Washington se dit «profondément préoccupé» par l'état de santé de Navalny 

Le communiqué de l'hôpital de la Charité à Berlin, où Alexeï Navalny est hospitalisé depuis trois jours et selon lequel il présentait des «traces d'empoisonnement», «rend nécessaire une enquête immédiate, complète et transparente de la part des autorités russes», a déclaré l'ambassadeur américain à Moscou, John Sullivan, cité sur Twitter par la porte-parole de l'ambassade des Etats-Unis à Moscou, Rebecca Ross.

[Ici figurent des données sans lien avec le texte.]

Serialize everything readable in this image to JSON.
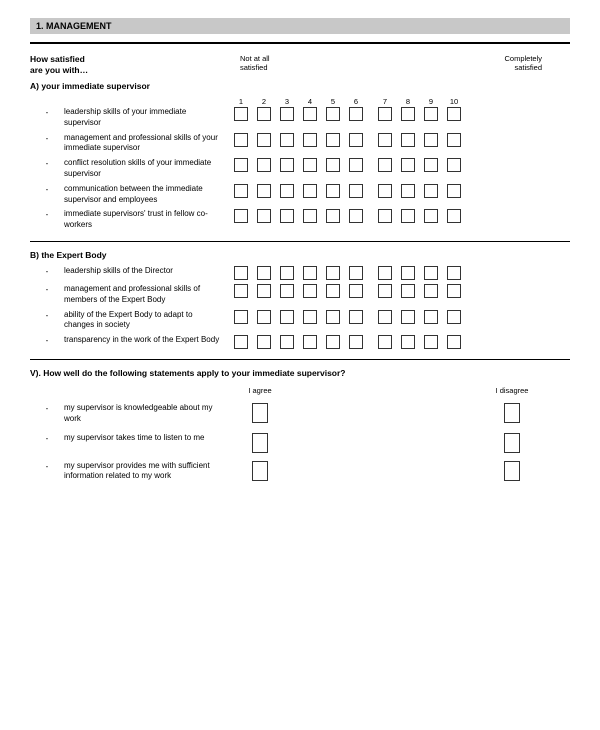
{
  "header": {
    "title": "1. MANAGEMENT"
  },
  "intro": {
    "line1": "How satisfied",
    "line2": "are you with…",
    "anchor_low": "Not at all\nsatisfied",
    "anchor_high": "Completely\nsatisfied"
  },
  "scale_numbers": [
    "1",
    "2",
    "3",
    "4",
    "5",
    "6",
    "7",
    "8",
    "9",
    "10"
  ],
  "sectionA": {
    "title": "A) your immediate supervisor",
    "items": [
      "leadership skills of your immediate supervisor",
      "management and professional skills of your immediate supervisor",
      "conflict resolution skills of your immediate supervisor",
      "communication between the immediate supervisor and employees",
      "immediate supervisors' trust in fellow co-workers"
    ]
  },
  "sectionB": {
    "title": "B) the Expert Body",
    "items": [
      "leadership skills of the Director",
      "management and professional skills of members of the Expert Body",
      "ability of the Expert Body to adapt to changes in society",
      "transparency in the work of the Expert Body"
    ]
  },
  "sectionV": {
    "title": "V). How well do the following statements apply to your immediate supervisor?",
    "anchor_agree": "I agree",
    "anchor_disagree": "I disagree",
    "items": [
      "my supervisor is knowledgeable about my work",
      "my supervisor takes time to listen to me",
      "my supervisor provides me with sufficient information related to my work"
    ]
  },
  "colors": {
    "header_bg": "#c8c8c8",
    "text": "#000000",
    "box_border": "#333333",
    "page_bg": "#ffffff"
  }
}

Selon la même source, John Sullivan a également appelé à «tenir pour responsables les parties qui sont à l'origine de cet acte».

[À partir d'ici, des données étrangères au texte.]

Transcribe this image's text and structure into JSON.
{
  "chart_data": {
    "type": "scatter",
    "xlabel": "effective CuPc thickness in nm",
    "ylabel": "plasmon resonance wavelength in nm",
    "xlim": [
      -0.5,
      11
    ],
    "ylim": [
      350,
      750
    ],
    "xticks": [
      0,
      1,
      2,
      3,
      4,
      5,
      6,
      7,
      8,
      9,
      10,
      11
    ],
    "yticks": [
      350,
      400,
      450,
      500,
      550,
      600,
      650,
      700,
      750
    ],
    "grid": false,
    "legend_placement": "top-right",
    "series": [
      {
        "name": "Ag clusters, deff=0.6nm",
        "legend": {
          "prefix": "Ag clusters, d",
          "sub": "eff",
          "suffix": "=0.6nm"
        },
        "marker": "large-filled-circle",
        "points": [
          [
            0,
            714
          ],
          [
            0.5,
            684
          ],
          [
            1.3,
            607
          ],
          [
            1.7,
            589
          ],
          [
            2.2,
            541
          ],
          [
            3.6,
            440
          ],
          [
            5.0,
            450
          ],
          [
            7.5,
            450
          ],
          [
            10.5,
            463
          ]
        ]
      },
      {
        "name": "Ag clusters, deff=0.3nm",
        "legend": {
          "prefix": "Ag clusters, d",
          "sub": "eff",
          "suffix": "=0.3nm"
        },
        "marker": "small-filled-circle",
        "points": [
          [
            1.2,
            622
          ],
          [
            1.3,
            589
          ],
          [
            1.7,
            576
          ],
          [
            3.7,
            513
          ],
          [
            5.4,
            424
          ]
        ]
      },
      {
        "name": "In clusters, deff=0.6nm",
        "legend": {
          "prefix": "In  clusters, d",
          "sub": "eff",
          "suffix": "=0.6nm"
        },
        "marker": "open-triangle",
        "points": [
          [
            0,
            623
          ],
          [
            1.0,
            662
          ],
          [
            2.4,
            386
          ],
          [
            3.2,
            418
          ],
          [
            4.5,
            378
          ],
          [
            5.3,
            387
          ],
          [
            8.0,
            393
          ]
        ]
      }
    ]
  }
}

En visite à Moscou ce 25 août, le numéro deux de la diplomatie américaine, Stephen Biegun, s'est également dit «profondément préoccupé» par l'état de santé de l'activiste russe et par «l'impact sur la société civile russe» de son empoisonnement présumé. Il a ensuite souligné «l'importance de la transparence et de la liberté d'expression dans n'importe quelle société démocratique», selon des propos cités par Rebecca Ross sur Twitter.

Paris réclame une enquête

«La France exprime sa profonde préoccupation devant cet acte criminel perpétré à l'encontre d'un acteur majeur de la vie politique russe», a de son côté déclaré dans un communiqué le ministère français des Affaires étrangères, jugeant «indispensable que les autorités russes diligentent une enquête rapide et transparente qui permette d'établir les circonstances dans lesquelles cet acte a été commis».

Le Quai d'Orsay estime par ailleurs que «les responsables de cet acte devront être identifiés et traduits devant la justice» et réitère sa volonté d'apporter à l'homme politique russe ainsi qu'à ses proches son «appui dans ces circonstances difficiles».

Pour Moscou, il existe d'autres «versions médicales» expliquant l'état de santé d'Alexeï Navalny

Lors d'une conférence de presse donnée le 25 août, le porte-parole du Kremlin, Dmitri Peskov, s'était exprimé sur le cas d'Alexeï Navalny, déclarant notamment : «L'analyse médicale de nos médecins et celle des Allemands concordent complètement mais leurs conclusions divergent. Nous ne comprenons pas cet empressement chez nos collègues allemands.»

«Tout d'abord, il est nécessaire d'identifier la substance, de découvrir ce qui a causé son état [...] Jusqu'à présent, tout ce que nous pouvons dire, c'est que le patient est dans le coma», a-t-il ajouté, précisant : «Si l'on trouve la substance en cause et s'il est établi qu'il s'agit d'un empoisonnement, alors, bien sûr, ce sera un motif d'enquête.»

Le chef de la diplomatie russe a également souligné qu'il existait «de nombreuses autres versions médicales» expliquant l'état de santé d'Alexeï Navalny, avançant une possible prise de médicaments ou encore la réponse du corps à certaines conditions. «Toutes ces versions ont été examinées dès les premières heures par les médecins et spécialistes d'Omsk [et] de Moscou, tout cela a été discuté et vérifié dix fois [...] Ils n'ont rien trouvé», a-t-il fait valoir.